The first begins by ensuring that *n* is always a multiple of *k* (one easy way to accomplish this is to make *n* a power of two, assuming that *k* is a power of two, which it usually is).
Then, when we probe, on top of reducing *i* modulo *n*, we also round it so that it is a multiple of *k*^{1}.
Thus, H is logically divided into ‘metabuckets’ of length *k*; it contains a whole number of metabuckets, and probing always begins at the beginning of a metabucket, probing the entire metabucket and no more, so there is no danger of overreading or overwriting.

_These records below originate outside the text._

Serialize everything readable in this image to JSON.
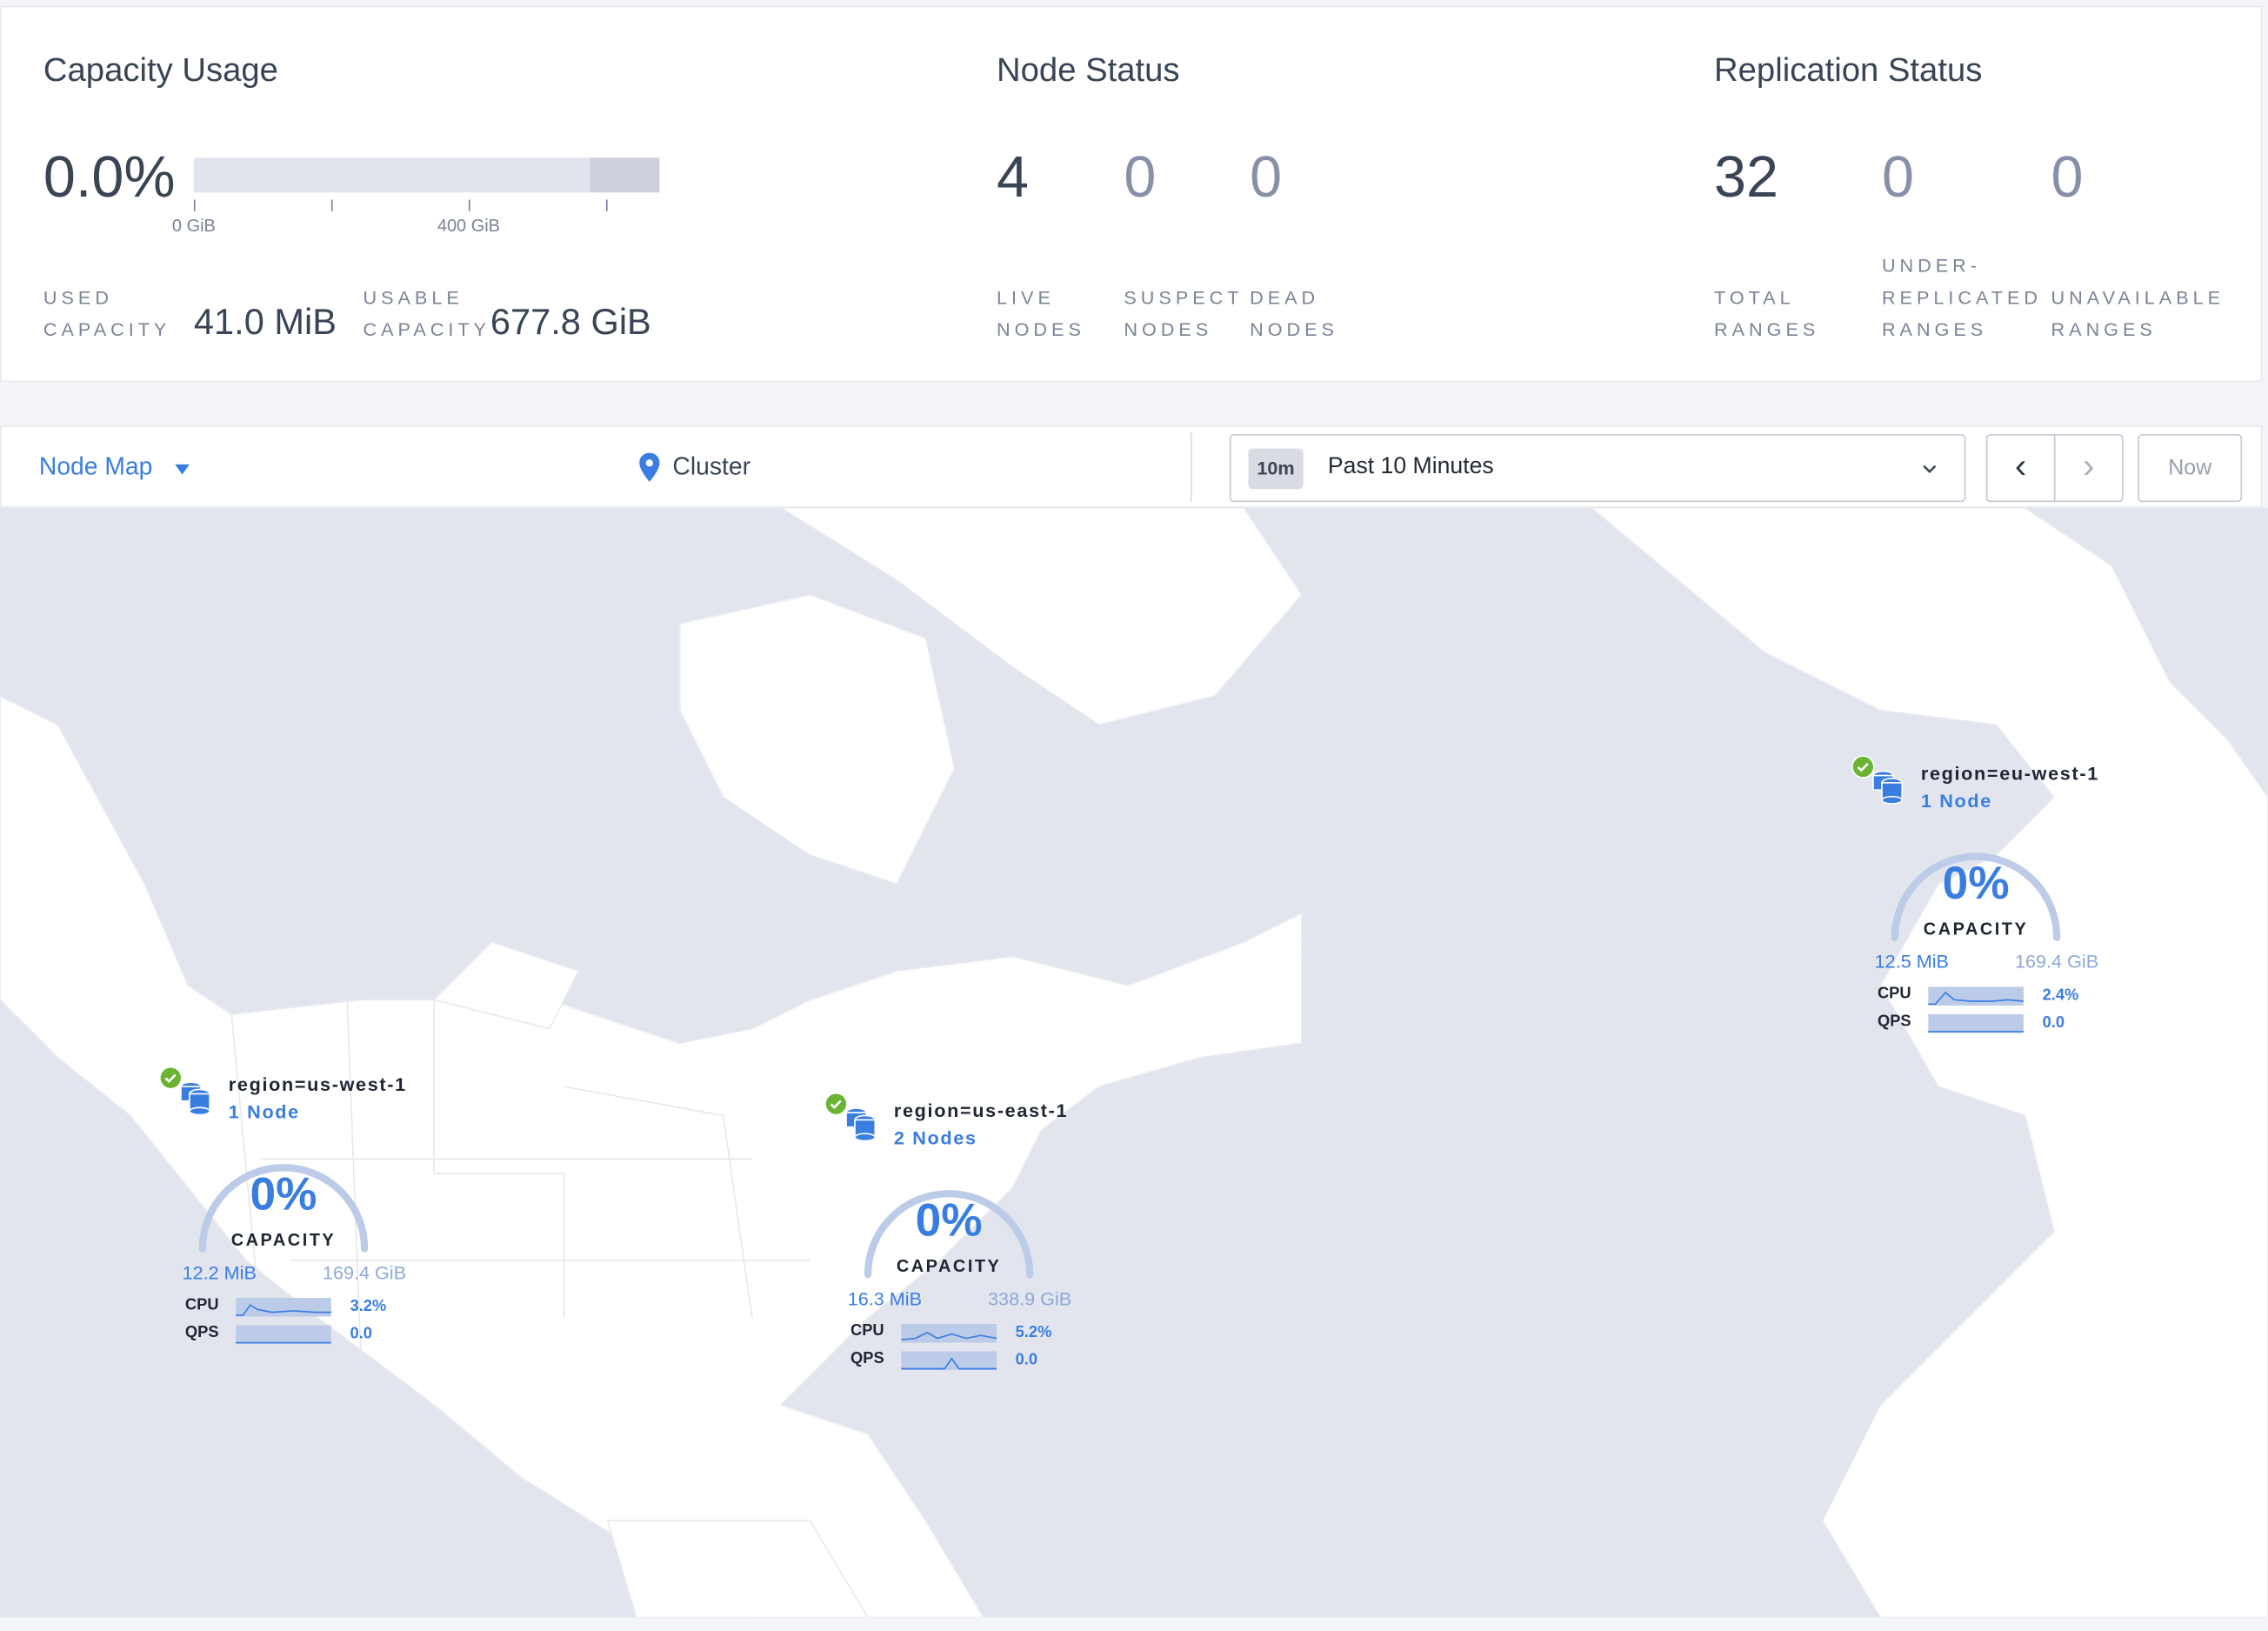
{
  "capacity": {
    "title": "Capacity Usage",
    "percent": "0.0%",
    "used_fraction": 0.0,
    "axis_ticks": [
      "0 GiB",
      "400 GiB"
    ],
    "used_label": "Used Capacity",
    "used_value": "41.0 MiB",
    "usable_label": "Usable Capacity",
    "usable_value": "677.8 GiB"
  },
  "node_status": {
    "title": "Node Status",
    "stats": [
      {
        "value": "4",
        "label": "Live Nodes"
      },
      {
        "value": "0",
        "label": "Suspect Nodes"
      },
      {
        "value": "0",
        "label": "Dead Nodes"
      }
    ]
  },
  "replication": {
    "title": "Replication Status",
    "stats": [
      {
        "value": "32",
        "label": "Total Ranges"
      },
      {
        "value": "0",
        "label": "Under-replicated Ranges"
      },
      {
        "value": "0",
        "label": "Unavailable Ranges"
      }
    ]
  },
  "toolbar": {
    "view": "Node Map",
    "breadcrumb": "Cluster",
    "time_badge": "10m",
    "time_range": "Past 10 Minutes",
    "prev": "‹",
    "next": "›",
    "now": "Now"
  },
  "colors": {
    "accent": "#3a7de1",
    "healthy": "#6bb333",
    "land": "#ffffff",
    "water": "#e2e5ed"
  },
  "localities": [
    {
      "name": "region=us-west-1",
      "nodes": "1 Node",
      "capacity_percent": "0%",
      "capacity_label": "CAPACITY",
      "used": "12.2 MiB",
      "total": "169.4 GiB",
      "cpu_label": "CPU",
      "cpu": "3.2%",
      "qps_label": "QPS",
      "qps": "0.0",
      "status": "healthy"
    },
    {
      "name": "region=us-east-1",
      "nodes": "2 Nodes",
      "capacity_percent": "0%",
      "capacity_label": "CAPACITY",
      "used": "16.3 MiB",
      "total": "338.9 GiB",
      "cpu_label": "CPU",
      "cpu": "5.2%",
      "qps_label": "QPS",
      "qps": "0.0",
      "status": "healthy"
    },
    {
      "name": "region=eu-west-1",
      "nodes": "1 Node",
      "capacity_percent": "0%",
      "capacity_label": "CAPACITY",
      "used": "12.5 MiB",
      "total": "169.4 GiB",
      "cpu_label": "CPU",
      "cpu": "2.4%",
      "qps_label": "QPS",
      "qps": "0.0",
      "status": "healthy"
    }
  ]
}
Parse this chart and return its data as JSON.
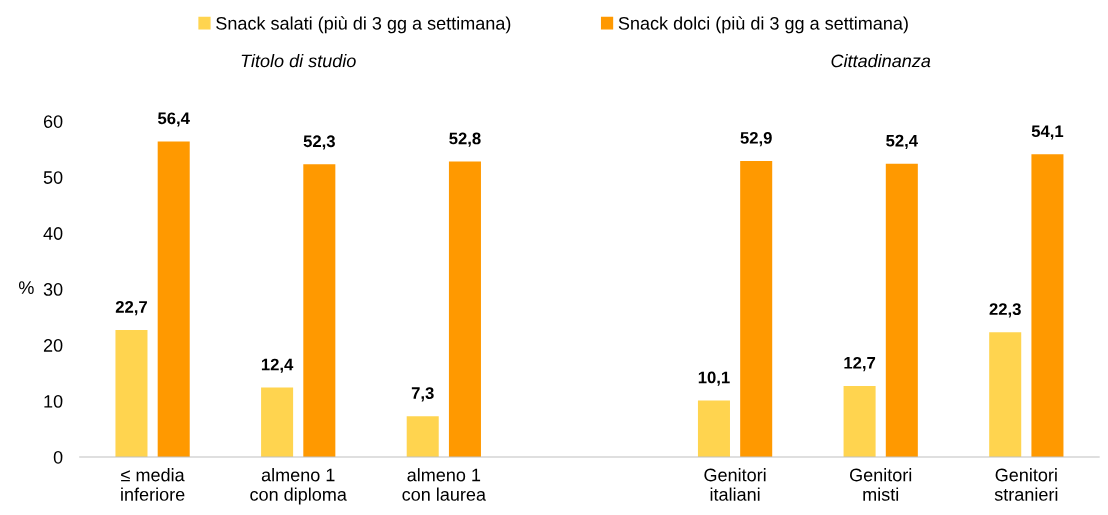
{
  "chart_data": {
    "type": "bar",
    "categories": [
      "≤ media\ninferiore",
      "almeno 1\ncon diploma",
      "almeno 1\ncon laurea",
      null,
      "Genitori\nitaliani",
      "Genitori\nmisti",
      "Genitori\nstranieri"
    ],
    "series": [
      {
        "name": "Snack salati (più di 3 gg a settimana)",
        "color": "#ffd44f",
        "values": [
          22.7,
          12.4,
          7.3,
          null,
          10.1,
          12.7,
          22.3
        ],
        "value_labels": [
          "22,7",
          "12,4",
          "7,3",
          null,
          "10,1",
          "12,7",
          "22,3"
        ]
      },
      {
        "name": "Snack dolci (più di 3 gg a settimana)",
        "color": "#ff9900",
        "values": [
          56.4,
          52.3,
          52.8,
          null,
          52.9,
          52.4,
          54.1
        ],
        "value_labels": [
          "56,4",
          "52,3",
          "52,8",
          null,
          "52,9",
          "52,4",
          "54,1"
        ]
      }
    ],
    "ylabel": "%",
    "ylim": [
      0,
      60
    ],
    "yticks": [
      0,
      10,
      20,
      30,
      40,
      50,
      60
    ],
    "annotations": [
      "Titolo di studio",
      "Cittadinanza"
    ],
    "legend": "top",
    "grid": false
  }
}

An obvious concern with this design is that it increases the average probe length, by creating ‘clumps’ at the beginning of each metabucket.
But it will not create any clumps of length greater than *k* (any clumps of length greater than *k* would have shown up anyway), and we probe *k* at a time, so the effect is not so deleterious.

The other solution is to reserve storage for *n*+*k*-1 buckets.
Logically, the table still contains only *n* elements; the newly added *k*-1 buckets mirror the first *k*-1.
Writes to the table are responsible for maintaining this mirroring, but reads do not have to do any additional bookkeeping, and can use the above naïve algorithm as-is.
Removing overhead from reads and adding it to writes is considered good (within reason), because associative data structures tend to get more reads than writes (notionally, most stores are not dead).

In my application, I cannot do with metabucketing^{2}, and would like to avoid requiring extra faffery for writes.
Here, then, is the great insight: we can get away with allocating *n*+*k*-1 buckets, as in Kulukundis’s second solution, but then follow the naïve algorithm, for both reads and writes, with *no* mirroring or additional bookkeeping.
Vector probing in this case will not consider the same sequence of buckets as would scalar probing on a table of size *n*+*k*-1; if, for instance, *i*=*n*-1, then buckets 0 through *k*-2 will never be considered.
But it matters not, for both reads and writes will consider the same sequence of buckets as each other, as the probe procedure is identical for both^{3}.

- (back)

You may sidestep this problem, on some architectures, if you make your table to span the entire address space. - (back)

Alternately, reduce it modulo*n*/*k*, and then multiply by*k*; or, multiply by*k*and then reduce modulo*n*. But rounding is attractive, even though it wastes bits, because we can round and reduce at the same time using a bitmask if*n*and*k*are both powers of two. - (back)

Actually, I can, and do, to reduce cache pollution, but my probe length is larger than my metabuckets. We can consider these cases uniformly, including the degenerate case when the metabucket size is 1. - (back)

Another way of thinking about this is that for a table of length*n*, we have no extraneous buckets, but instead reduce our indices modulo*n*-*k*+1.